Aside from walking down the streets and looking into the shops of Spain, a good option that would take your mind off things after a hectic day at work is to visit the parks. There are so many parks here and I haven’t visited all of them yet. People frequent the place usually at weekends. You will see kids running around, riding a bicycle, playing football with their dad. You’ll see parents with babies in their strollers, and older kids tagging along. You’ll see people walking their dogs. And you’ll see people simply admiring the sceneries and taking pictures, like me!

5. Climate

Coming from a tropical country where humidity is almost always at its peak, I would say that the climate here suits me to a tee. I have adjusted to the three seasons quite well. But still, I have to experience the intense heat of summer. They are saying that it reaches 40 degrees. I’m fine with that because it’s the same back home during the summertime. Also, I noticed that I’ve got lesser headaches here.
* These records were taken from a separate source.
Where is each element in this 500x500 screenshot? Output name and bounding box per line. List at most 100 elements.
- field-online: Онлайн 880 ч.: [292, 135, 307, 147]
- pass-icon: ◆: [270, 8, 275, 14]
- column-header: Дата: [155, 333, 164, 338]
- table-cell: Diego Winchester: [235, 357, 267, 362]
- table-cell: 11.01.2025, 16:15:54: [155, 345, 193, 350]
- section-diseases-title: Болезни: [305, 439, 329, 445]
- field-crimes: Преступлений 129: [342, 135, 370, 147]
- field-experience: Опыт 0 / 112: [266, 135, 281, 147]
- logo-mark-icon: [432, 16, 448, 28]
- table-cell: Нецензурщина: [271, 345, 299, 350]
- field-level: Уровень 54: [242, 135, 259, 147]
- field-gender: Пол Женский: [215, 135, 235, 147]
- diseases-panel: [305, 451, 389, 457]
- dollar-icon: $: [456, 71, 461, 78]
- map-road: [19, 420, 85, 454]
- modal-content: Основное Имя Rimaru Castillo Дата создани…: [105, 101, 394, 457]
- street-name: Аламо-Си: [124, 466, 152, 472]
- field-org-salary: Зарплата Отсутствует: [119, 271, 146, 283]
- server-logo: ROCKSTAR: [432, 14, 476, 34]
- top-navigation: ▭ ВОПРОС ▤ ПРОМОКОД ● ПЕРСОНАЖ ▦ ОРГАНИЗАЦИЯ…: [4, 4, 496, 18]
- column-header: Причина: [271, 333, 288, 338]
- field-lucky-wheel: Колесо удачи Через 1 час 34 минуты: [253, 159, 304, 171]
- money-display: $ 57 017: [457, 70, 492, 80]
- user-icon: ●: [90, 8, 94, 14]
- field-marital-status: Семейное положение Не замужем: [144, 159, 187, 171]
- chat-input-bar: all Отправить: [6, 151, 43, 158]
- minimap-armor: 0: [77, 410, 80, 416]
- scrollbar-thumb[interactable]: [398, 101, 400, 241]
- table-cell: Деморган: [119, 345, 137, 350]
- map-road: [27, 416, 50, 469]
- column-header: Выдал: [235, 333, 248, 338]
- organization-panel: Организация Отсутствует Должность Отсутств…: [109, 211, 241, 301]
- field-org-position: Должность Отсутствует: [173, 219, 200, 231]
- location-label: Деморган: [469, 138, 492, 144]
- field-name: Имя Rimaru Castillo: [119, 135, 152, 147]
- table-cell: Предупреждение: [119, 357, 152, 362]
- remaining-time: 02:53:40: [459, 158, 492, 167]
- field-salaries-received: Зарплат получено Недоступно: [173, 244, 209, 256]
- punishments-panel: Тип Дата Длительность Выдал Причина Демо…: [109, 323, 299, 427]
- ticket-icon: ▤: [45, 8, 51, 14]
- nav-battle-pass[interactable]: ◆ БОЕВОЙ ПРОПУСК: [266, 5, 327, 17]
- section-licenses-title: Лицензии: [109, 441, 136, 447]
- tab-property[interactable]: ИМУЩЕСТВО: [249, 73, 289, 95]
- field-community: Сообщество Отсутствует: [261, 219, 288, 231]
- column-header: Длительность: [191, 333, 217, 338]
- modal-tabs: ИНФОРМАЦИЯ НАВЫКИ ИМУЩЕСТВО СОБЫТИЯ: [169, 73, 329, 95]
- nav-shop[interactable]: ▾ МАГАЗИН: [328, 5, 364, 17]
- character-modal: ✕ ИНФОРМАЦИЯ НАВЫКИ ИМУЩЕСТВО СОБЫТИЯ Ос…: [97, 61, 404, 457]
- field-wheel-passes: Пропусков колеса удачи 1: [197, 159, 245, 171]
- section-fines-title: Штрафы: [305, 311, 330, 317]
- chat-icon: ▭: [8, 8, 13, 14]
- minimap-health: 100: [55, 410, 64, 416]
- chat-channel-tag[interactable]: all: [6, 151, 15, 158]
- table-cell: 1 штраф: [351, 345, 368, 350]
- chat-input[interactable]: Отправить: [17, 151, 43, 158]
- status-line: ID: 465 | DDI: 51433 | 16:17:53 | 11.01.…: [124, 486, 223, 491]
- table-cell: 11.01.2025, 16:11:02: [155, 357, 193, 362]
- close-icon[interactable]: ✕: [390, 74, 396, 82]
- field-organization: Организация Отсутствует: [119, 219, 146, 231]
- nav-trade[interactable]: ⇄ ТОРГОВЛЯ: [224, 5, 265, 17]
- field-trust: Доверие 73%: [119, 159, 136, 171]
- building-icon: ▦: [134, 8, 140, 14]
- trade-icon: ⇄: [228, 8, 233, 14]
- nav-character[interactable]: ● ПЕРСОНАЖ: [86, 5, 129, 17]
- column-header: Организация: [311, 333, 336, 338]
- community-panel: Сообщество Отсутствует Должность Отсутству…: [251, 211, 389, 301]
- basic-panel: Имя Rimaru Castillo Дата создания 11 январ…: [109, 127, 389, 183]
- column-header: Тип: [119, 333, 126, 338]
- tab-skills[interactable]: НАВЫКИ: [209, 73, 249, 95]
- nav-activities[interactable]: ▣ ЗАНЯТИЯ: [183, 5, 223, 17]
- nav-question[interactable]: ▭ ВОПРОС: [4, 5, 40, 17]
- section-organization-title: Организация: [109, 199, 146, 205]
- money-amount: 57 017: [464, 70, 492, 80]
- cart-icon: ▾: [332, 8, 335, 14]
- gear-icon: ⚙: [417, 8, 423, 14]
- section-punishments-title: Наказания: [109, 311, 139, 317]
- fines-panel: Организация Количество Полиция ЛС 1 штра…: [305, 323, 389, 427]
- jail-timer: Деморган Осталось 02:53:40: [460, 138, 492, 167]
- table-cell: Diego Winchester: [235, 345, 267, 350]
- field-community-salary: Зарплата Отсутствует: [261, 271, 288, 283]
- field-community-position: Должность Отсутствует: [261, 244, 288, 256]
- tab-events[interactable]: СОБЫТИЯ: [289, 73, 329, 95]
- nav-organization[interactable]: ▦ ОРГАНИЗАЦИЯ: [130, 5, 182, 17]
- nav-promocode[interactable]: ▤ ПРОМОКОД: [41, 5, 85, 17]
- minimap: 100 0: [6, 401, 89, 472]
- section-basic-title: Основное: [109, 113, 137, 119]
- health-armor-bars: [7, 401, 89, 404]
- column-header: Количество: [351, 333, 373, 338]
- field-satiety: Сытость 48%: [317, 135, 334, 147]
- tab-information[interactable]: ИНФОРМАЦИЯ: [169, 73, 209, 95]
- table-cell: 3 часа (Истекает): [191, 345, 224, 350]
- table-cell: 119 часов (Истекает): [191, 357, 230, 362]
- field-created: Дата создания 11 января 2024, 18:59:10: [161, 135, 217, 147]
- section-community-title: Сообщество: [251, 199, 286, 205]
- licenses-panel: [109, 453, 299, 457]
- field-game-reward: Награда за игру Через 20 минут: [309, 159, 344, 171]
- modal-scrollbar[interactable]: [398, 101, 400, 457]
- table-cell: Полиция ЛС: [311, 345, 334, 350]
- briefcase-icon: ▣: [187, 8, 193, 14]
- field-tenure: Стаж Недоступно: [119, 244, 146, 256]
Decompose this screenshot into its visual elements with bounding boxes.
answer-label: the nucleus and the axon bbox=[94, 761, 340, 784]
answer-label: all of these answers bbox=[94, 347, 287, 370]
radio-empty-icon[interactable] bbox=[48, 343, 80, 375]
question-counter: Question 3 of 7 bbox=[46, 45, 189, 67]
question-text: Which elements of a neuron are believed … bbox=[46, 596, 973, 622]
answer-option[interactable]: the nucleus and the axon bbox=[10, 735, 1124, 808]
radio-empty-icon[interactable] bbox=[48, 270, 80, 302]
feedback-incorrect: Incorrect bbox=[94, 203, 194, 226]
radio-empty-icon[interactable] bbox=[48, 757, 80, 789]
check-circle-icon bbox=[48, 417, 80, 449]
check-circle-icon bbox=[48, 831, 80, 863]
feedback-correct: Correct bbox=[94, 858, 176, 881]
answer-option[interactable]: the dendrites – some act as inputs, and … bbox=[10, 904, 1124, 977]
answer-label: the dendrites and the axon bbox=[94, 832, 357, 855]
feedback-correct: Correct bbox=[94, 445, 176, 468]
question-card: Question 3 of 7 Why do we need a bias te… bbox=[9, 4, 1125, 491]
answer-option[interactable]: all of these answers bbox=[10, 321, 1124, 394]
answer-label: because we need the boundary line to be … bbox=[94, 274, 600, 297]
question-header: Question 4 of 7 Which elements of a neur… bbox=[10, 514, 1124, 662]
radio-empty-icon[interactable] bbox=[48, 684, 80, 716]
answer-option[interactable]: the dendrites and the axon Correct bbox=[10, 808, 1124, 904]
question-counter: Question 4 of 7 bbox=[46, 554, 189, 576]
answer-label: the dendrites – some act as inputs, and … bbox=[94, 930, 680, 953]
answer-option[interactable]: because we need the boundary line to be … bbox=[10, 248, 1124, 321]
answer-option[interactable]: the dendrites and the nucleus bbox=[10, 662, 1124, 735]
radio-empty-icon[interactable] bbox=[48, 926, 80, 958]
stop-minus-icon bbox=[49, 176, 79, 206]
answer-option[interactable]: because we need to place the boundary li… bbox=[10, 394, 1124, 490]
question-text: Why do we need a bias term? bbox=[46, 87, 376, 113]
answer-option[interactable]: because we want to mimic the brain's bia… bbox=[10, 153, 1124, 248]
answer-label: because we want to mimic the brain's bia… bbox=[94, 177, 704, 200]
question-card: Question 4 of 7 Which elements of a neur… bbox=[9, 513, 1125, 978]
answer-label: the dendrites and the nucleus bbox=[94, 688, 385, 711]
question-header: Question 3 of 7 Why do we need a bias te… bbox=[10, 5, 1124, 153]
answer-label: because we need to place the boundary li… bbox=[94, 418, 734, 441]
It must be due to the cold weather that suppresses the headaches from going into full blast.

6. Spanish cuisine

The first experience I had with their cuisine was at my assigned school. My eyes feasted on the tray that was rolled into the teacher’s staff room. I learned that it was Cocido madrileño or Madrid stew, a traditional click-based stew that is usually cooked in winter, although some restaurants served it all year round. It was such a delight to see and it tasted so good, too! An equally popular dish in Spain that has its roots in Valencia is the internationally known paella. It’s a dish that you would find hard to resist.

7. Cheap groceries

This was one of my worries before I traveled to Spain. But when I started buying my stuff, I realized that I had nothing to worry about. I’ve only spent less than 100 euros a month on the groceries that I buy regularly, which also includes veggies and fruits. The good thing about this is I was able to save a lot of money and use it on something else.

8. Long holidays

Spain is a predominantly Catholic country, so expect a lot of religious holidays. It’s something that everyone looks forward to. Their Holy Week is not a mere 2-day holiday for the schools, but rather, a 2-week holiday. They also have long weekends in some months.

9. Relaxing siestas

Spain is celebrated for its 2-hour siestas. Shops and offices take a 2-hour break before they resume their work. I was an innocent victim of this! I went to a shop to print out an activity that I prepared for school. But was surprised to see it closed. Then, I realized that it was siesta time!

10. Safety

Spain is one of the safest countries in the world. I’ve been here for nine months now and I haven’t heard of a crime that made me feel as though my life is in danger. Of course, there are still the common crimes that you should be aware of but not as great as the other countries.

These are the 10 reasons why I love Spain. Which one appeals to you most? I guess it might be Spanish excellent cuisine, or maybe the affable and cheerful Spaniards. Or why don’t you take a step forward and experience it by yourself?